Siria. Al-Sharaa incontra Erdogan per la cooperazione militare

di Giuseppe Gagliano

Il presidente ad interim siriano, Ahmad al-Sharaa, si è recato oggi ad Ankara dove ha incontrato il collega Recep Tayyp Erdogan. Tra i temi trattati i è la stesura di un accordo di cooperazione militare che, se confermato, rappresenterebbe un cambiamento radicale negli equilibri del Medio Oriente. Dopo anni di ostilità e un coinvolgimento diretto di Ankara nel conflitto siriano, il fatto che la nuova leadership siriana discuta con Erdogan un’intesa militare suggerisce che il crollo del regime di al-Assad abbia aperto spazi per nuovi assetti geopolitici.
La Siria, ancora in ricostruzione dopo anni di guerra civile, si trova a dover riformare il proprio esercito. Il coinvolgimento turco nell’addestramento delle nuove forze armate siriane e l’eventuale installazione di basi aeree turche nella regione centrale del Paese rafforzerebbero enormemente la posizione di Ankara, ma solleverebbero interrogativi sugli equilibri con gli altri attori regionali. L’eventuale presenza turca nelle basi di Palmira e T4 a Homs potrebbe significare un controllo strategico sulle rotte di comunicazione tra Iran e Mediterraneo, aspetto che difficilmente verrà tollerato da Teheran.

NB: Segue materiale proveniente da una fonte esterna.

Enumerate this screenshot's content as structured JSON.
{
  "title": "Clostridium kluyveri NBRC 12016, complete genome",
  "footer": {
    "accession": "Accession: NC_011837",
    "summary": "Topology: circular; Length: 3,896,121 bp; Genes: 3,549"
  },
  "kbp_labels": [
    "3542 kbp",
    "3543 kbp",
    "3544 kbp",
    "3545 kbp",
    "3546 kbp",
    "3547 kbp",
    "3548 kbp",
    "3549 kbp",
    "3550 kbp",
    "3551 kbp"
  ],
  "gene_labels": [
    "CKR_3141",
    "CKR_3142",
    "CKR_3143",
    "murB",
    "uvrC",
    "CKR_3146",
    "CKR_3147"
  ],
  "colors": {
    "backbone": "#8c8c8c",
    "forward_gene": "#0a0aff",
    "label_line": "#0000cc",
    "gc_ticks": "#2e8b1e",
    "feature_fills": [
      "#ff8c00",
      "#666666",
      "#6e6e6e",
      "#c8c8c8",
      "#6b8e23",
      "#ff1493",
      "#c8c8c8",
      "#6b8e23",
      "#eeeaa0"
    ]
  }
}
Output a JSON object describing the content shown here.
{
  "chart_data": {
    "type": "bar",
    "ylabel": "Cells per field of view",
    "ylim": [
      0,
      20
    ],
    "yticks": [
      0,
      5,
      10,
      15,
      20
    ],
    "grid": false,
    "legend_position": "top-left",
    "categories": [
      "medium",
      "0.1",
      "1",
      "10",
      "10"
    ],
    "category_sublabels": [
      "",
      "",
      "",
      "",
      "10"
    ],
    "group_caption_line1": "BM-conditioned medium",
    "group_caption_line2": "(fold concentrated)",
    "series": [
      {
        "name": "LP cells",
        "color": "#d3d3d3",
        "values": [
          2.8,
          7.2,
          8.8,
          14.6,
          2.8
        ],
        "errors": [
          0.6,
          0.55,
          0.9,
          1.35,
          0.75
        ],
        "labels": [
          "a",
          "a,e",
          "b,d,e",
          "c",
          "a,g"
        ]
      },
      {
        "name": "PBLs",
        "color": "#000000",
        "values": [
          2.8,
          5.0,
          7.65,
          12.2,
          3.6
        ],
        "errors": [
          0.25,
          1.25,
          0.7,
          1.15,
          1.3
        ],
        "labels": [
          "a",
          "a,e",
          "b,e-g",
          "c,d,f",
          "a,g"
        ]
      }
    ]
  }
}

La questione curda resta centrale. Se l’accordo includesse operazioni congiunte contro le YPG nel nord-est della Siria, ciò rappresenterebbe una vittoria politica per Erdogan, da sempre impegnato a smantellare l’influenza curda nella regione. Tuttavia, un’intesa di questo tipo potrebbe complicare le relazioni con gli Stati Uniti, che hanno sostenuto le YPG nella lotta contro l’ISIS. Washington, già preoccupata dall’eccessiva autonomia di Ankara in politica estera, potrebbe vedere in questo accordo un ulteriore elemento di instabilità.
C’è poi il nodo russo. Mosca ha mantenuto due basi strategiche in Siria, la navale a Tartus e l’aerea a Latakia, e difficilmente accetterà di essere ridimensionata nel contesto siriano. Anche se la Russia ha avviato proprie trattative con la nuova leadership di Damasco, un aumento della presenza turca nel Paese potrebbe portare a frizioni. È improbabile che il Cremlino voglia un’escalation, ma di certo vorrà garanzie sul mantenimento del proprio ruolo.
Infine, non bisogna dimenticare la reazione degli Stati del Golfo e di Israele. Un’espansione dell’influenza turca in Siria, a spese dell’Iran, potrebbe essere accolta positivamente da Riyadh e Abu Dhabi, ma allo stesso tempo ridisegnerebbe l’intera mappa della sicurezza regionale. Israele, da parte sua, osserverà con attenzione: se la Turchia dovesse ottenere una presenza stabile nelle basi militari siriane, Tel Aviv potrebbe preoccuparsi di una maggiore libertà di manovra per gruppi islamisti che Ankara ha sostenuto in passato.